In 1888, a bust of Claudio López y López was installed in the main hall, sculpted by Agapito Vallmitjana.

== Architecture ==

The building is constructed around a central courtyard and reflects the Modernista style, with notable similarities in composition to the nearby Palacio de Sobrellano. The main façade features a stepped porch leading into the chapel of Nuestra Señora del Carmen, which contains a mahogany Neo-Gothic altarpiece. A wooden gallery on the front façade echoes the traditional Cantabrian architectural style (estilo montañés). Two extended sections on the north façade give movement to the composition.

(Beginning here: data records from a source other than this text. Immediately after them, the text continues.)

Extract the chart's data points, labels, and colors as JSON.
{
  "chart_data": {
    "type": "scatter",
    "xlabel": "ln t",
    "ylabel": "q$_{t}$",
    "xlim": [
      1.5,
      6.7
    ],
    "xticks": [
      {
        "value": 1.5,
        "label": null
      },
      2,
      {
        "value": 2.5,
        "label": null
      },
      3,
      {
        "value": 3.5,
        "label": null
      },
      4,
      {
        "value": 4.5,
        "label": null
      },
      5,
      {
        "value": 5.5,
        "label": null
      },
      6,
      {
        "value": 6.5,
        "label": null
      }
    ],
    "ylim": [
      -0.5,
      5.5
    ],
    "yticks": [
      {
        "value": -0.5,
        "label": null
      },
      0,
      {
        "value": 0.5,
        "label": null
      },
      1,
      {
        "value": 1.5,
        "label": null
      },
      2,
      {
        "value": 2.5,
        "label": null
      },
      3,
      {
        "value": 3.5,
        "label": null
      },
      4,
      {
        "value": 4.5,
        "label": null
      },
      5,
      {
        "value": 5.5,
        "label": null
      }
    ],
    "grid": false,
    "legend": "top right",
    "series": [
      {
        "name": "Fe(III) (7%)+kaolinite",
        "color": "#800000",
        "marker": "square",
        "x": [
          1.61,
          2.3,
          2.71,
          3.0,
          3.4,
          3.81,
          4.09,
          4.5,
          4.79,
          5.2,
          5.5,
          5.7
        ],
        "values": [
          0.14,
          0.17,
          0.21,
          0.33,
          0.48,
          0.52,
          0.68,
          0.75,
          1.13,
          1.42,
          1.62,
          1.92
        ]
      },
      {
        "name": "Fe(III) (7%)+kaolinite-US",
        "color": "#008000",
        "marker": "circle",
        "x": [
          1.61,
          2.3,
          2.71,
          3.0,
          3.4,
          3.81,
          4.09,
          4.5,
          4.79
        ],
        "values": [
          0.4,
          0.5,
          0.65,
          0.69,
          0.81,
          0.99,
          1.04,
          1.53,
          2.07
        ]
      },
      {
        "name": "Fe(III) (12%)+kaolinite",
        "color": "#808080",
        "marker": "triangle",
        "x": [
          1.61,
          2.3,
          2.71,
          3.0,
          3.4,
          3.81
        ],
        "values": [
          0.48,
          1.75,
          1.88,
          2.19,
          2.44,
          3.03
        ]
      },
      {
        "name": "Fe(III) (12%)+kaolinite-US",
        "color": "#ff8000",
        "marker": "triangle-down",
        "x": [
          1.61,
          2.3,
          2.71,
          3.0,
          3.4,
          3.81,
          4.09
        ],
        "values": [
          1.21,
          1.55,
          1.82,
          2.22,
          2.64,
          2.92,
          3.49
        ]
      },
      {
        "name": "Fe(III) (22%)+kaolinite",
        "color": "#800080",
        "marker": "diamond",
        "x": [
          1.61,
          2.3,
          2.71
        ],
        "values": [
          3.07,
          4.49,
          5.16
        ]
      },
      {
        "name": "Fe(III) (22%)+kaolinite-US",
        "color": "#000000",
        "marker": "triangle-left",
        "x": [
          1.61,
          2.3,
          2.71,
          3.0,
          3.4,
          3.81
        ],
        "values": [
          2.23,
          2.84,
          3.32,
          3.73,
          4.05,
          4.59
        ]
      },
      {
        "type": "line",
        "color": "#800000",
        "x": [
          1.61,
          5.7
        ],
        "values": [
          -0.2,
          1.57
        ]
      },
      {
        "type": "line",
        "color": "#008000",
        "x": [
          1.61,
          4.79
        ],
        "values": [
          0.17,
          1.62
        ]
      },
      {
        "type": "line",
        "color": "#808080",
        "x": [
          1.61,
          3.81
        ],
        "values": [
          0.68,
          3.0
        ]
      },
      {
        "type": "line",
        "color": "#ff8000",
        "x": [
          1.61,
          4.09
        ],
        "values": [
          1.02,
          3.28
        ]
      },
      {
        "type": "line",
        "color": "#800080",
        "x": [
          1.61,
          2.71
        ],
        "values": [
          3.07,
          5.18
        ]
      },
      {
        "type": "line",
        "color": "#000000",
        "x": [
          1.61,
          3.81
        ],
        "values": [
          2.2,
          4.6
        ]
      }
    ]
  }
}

Although the building has undergone several later renovations that altered its original appearance, the wooden gallery and stepped porch remain as characteristic elements of Cascante's design.

== Context ==

The Santo Hospital forms part of the Modernista architectural ensemble of Comillas, which includes the Palacio de Sobrellano (1881–1888) and its Chapel-Pantheon (1881), both by Joan Martorell; El Capricho (1883–1885) by Antoni Gaudí; the Monument to the 1st Marquess of Comillas (1890) by Cascante and Lluís Domènech i Montaner; the Fountain of the Three Spouts (1899) by Domènech i Montaner; and the Pontifical University of Comillas (1882–1892) by Martorell and Domènech i Montaner.